Não é a primeira vez que a Ucrânia, que durante o período soviético foi uma das repúblicas integrantes de uma união na qual os russos foram os dominadores, sofre as consequências do totalitarismo e da incompetência. A primeira foi o chamado Holodomor, nos anos de 1932 e 1933, quando milhões de ucranianos morreram de fome depois que todo um sistema voltado para a alimentação da população foi exterminado por Stalin. A segunda, em abril de 1986, quando do trágico acidente nuclear de Chernobyl, durante alguns dias negado pelo governo soviético. Numa época em que Gorbachev tentava fazer da república por ele chefiada um estado moderno, tal acidente expôs de forma clara que o atraso não era restrito apenas a áreas para quais são necessários espaços para discussões e críticas.

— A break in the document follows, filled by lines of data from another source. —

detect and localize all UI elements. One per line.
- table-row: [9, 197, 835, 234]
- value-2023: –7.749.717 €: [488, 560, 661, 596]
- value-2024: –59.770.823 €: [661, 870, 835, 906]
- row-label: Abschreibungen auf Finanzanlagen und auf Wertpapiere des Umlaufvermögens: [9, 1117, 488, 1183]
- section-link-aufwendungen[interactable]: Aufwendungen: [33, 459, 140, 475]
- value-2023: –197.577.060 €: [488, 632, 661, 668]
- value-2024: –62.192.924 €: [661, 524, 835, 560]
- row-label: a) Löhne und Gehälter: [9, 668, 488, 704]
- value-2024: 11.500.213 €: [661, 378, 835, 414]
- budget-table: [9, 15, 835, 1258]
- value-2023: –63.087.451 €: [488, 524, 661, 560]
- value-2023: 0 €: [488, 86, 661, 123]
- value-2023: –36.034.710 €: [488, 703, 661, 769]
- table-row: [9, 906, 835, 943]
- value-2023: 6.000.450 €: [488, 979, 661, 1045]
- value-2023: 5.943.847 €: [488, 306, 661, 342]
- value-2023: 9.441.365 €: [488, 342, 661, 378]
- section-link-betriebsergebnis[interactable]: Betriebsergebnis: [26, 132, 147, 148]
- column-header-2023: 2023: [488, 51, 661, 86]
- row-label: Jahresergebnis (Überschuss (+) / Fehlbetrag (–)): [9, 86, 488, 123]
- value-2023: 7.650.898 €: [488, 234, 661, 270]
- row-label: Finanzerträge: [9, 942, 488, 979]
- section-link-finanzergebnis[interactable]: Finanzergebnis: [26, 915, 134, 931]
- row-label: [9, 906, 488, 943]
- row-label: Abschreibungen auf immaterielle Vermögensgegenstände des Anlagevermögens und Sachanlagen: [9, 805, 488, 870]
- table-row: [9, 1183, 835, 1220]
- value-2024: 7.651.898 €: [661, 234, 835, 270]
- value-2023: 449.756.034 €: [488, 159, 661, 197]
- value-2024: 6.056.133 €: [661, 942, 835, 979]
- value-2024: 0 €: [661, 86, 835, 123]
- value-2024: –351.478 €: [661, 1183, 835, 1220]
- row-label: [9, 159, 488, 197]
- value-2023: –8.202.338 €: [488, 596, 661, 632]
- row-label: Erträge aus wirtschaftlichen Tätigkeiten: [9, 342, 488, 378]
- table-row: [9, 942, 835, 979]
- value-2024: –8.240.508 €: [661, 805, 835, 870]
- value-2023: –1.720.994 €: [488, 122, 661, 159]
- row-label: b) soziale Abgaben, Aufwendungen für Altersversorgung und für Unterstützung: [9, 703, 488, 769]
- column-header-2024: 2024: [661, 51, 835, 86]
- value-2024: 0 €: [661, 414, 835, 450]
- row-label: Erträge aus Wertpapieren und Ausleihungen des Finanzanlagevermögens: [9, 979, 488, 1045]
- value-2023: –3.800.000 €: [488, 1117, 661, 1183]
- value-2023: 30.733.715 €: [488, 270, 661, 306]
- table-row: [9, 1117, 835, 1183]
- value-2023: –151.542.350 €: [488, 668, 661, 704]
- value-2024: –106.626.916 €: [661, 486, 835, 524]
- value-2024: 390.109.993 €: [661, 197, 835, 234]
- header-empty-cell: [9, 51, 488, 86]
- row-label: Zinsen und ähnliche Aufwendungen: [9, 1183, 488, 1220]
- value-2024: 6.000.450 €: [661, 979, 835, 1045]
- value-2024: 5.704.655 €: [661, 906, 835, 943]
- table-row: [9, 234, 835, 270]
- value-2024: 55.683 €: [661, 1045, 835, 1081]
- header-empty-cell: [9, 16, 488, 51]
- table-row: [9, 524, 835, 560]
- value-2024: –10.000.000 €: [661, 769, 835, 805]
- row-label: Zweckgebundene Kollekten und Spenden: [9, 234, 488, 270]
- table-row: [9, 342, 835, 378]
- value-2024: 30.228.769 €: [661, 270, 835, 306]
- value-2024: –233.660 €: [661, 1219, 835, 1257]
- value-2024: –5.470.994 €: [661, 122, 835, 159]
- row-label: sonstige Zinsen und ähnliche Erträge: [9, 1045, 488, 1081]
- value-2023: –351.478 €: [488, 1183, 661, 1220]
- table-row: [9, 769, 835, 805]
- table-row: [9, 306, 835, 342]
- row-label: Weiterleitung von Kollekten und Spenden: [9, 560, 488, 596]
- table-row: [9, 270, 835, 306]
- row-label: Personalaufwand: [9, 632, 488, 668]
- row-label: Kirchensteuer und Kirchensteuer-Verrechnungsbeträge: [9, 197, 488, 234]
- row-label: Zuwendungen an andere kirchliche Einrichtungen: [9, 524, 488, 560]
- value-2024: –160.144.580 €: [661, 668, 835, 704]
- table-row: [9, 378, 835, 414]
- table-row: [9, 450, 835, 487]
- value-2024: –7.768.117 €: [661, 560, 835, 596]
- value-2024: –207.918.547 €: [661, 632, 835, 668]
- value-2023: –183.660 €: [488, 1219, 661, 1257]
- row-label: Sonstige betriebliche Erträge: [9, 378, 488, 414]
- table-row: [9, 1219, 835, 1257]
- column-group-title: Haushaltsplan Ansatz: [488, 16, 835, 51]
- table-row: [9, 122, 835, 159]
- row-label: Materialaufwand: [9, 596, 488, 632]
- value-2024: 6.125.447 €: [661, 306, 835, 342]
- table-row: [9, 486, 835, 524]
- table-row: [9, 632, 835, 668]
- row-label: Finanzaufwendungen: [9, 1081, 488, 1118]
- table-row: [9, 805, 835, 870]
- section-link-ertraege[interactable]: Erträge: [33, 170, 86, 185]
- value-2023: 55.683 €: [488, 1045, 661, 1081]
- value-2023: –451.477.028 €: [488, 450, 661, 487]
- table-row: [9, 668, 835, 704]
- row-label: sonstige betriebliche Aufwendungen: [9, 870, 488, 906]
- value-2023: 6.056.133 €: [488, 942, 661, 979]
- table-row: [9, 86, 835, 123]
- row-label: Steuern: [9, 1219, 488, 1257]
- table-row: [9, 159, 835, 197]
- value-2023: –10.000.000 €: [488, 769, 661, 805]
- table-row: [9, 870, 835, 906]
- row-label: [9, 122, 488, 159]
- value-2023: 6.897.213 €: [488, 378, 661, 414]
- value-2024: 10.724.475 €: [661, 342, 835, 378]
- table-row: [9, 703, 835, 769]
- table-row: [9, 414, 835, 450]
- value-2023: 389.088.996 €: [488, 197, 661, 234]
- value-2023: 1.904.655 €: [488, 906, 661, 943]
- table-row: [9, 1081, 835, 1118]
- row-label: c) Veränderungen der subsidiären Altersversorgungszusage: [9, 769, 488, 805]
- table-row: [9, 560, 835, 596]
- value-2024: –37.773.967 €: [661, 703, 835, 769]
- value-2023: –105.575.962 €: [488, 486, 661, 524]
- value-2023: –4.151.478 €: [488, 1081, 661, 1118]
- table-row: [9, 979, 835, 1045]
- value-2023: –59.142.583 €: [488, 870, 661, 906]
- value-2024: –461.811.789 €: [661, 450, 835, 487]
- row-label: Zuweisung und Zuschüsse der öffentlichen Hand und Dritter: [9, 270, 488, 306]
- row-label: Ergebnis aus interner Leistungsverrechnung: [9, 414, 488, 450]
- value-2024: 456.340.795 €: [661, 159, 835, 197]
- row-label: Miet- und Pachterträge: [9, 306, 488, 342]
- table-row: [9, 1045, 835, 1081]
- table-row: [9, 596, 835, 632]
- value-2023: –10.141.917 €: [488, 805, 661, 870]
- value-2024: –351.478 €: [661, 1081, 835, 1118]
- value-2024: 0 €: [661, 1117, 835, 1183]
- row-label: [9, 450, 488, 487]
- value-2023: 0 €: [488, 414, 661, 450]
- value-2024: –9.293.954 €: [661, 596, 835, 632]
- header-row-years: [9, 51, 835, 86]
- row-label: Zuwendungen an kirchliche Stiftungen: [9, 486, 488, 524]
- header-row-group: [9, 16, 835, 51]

São muitos os livros, filmes e registros diversos que atestam o atraso causador da tragédia. Mas o que agora estamos vendo é um crime praticado por quem alguns ingênuos acreditam ser um defensor do humanismo diante do agressor ocidental, como se a Federação Russa ainda fosse chefiada por dirigentes que nos anos de 1930 exterminaram com os líderes de 1917, com exceção de Lenin, falecido, e Trotsky, exilado, mas que não escaparia mais tarde do quebrador de gelo de Mercader.
Estamos, realmente, vivendo dias difíceis. Um integrante de partido político pede boicote de lojas como se os seus proprietários fossem responsáveis por horror semelhante ao da Ucrânia praticado por um governante de extrema direita muito criticado em seu próprio país. Tal exortação se assemelha às ordens do Partido Nacional Socialista dos Trabalhadores Alemães antes da chamada Noite dos Cristais, na Alemanha, em 25 de abril de 1938. Agora, fanáticos degolam crianças e violentam meninas na frente dos pais, para atiçar propositadamente outro tipo de violência. Enquanto esta dança de vampiros continua, o filme de Chernow deveria ser visto por mais público. Eis uma função do cinema: tornar visível o que muitos desejam ocultar. Na verdade, trata-se de um documentário que, ao mostrar recém-nascidos assassinados e mães em agonia, expõe de maneira a não deixar margem para a indiferença um ritual sangrento e assustador. Um filme encenado, com propósitos semelhantes, jamais conseguirá atingir impacto igual a este. Eis é um exemplo de jornalismo cinematográfico tão oportuno quando impactante.